The New York Times ran a front page story Sunday  on a new outrage resulting from one of the biggest scams in America today, ethanol mandates, and how they have made American consumers poorer, while enriching Wall Street profiteers through ethanol credits.  The story is entitled “Wall St. Exploits Ethanol Credits, and Prices Spike,” and focuses on

the rapidly growing role of Wall Street banks in gaming the ethanol credits market. Ethanol credits (or RINs, as they’re called) were created by the Environmental Protection Agency and Congress as a way to assure the inclusion of ethanol in gasoline as an energy-saving measure. But gasoline producers who couldn’t or didn’t want to include ethanol could buy credits from those who did. . . In stepped the speculators, amassing millions of credits and making a killing on the wide spread between the bid and ask prices of the credits. Predictably, this drove the price through the roof: the credits, which cost 7 cents each in January, peaked at $1.43 in July and now are trading for 60 cents.

The net result is that consumers will pay at the pump, notes investment adviser David Kotok of Cumberland Advisors.  As he  observes, ethanol mandates are having very negative “geopolitical effects” as well.  He agrees that “Ethanol was a bad policy, primarily to buy and reward grain-state votes.
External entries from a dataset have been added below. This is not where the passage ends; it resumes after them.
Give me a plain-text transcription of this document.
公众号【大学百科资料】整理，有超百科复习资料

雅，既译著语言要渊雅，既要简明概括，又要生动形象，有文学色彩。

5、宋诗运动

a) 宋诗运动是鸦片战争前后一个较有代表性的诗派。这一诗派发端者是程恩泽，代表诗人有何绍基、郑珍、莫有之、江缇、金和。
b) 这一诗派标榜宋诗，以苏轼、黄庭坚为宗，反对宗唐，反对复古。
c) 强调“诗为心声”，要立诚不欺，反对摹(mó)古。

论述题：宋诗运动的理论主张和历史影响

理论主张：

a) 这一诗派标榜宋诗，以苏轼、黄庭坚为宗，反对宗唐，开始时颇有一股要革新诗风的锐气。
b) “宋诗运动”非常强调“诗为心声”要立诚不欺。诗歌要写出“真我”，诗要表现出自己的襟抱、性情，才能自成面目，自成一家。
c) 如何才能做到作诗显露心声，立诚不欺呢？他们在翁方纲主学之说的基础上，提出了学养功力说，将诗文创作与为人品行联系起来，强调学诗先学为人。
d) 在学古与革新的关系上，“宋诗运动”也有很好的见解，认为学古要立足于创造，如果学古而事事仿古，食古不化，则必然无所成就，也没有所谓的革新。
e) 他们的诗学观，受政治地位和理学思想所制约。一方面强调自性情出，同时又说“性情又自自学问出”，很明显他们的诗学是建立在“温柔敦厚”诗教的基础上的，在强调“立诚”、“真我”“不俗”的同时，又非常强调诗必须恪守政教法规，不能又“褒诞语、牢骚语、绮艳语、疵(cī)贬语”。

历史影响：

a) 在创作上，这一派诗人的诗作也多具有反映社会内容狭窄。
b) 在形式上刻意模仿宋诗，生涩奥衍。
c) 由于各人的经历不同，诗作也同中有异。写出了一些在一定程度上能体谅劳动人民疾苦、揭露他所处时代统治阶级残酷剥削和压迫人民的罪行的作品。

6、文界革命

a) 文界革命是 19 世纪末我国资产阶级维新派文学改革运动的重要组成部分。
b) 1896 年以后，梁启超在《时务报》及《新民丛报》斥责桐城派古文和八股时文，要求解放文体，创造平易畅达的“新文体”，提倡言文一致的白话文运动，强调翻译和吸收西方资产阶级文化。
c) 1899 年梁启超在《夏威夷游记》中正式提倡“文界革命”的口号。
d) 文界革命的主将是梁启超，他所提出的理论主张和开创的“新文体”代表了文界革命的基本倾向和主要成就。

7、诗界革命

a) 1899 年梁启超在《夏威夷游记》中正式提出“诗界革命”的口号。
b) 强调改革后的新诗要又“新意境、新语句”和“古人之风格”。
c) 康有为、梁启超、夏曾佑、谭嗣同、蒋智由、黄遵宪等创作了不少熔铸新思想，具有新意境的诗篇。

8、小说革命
It spurred grain planting to meet the mandate, but not fast enough, so prices called out for more. The poor were hurt overseas,” and unrest in the Middle East ensued.  As Kotok points out, ethanol is

a massive scam. Our national policy diverts 40% of the U.S. corn crop (14% of the global corn crop) in order to produce a fuel that requires almost as much energy to produce as it supplies. Our ethanol mandate has starved millions of people; I’ve watched it with my own eyes in many countries in my travels. A 2011 study by the National Academy of Sciences estimates that, since 2007, the expanding U.S. biofuels subsidy has fueled 20%-40% of the increase the world has seen in the prices for agricultural commodities. In a country like Guatemala, that means that tortilla prices double and egg prices triple. (Source: [New York Times]).  Ethanol damages engines, too — ask any user; I’ve seen it myself throughout the US, and Popular Mechanics concurs [Link]. Corn ethanol has poisoned our planet while it has lined certain private and politically connected pockets with billions. It has succeeded in raising our costs, for minimal net energy gains. . . .Global urban dwellers at the low end suffered again. . . .The spike in prices this year was a reaction to the shortage in corn caused by the drought last year. Rather than pay high prices for corn, blenders bought stockpiled RINs. The real story of the market was the explosion from $0.02 per RIN, when nobody wanted them, to $0.07 in August 2012 when the short corn crop became clear. This surge attracted the Wall Street players. They benefited when corn prices spiked again in Jan-Feb on the perception that South America crops would not clear the market before US crops came in in August-September. . . .Please remember that this all starts in the corn-farmed, politically charged Iowa caucuses. Which means, it is our sick and rotten political system that produces these behaviors.  That will likely continue until we repeatedly and mercilessly pound the politicians who have sold our nation down a river of ethanol.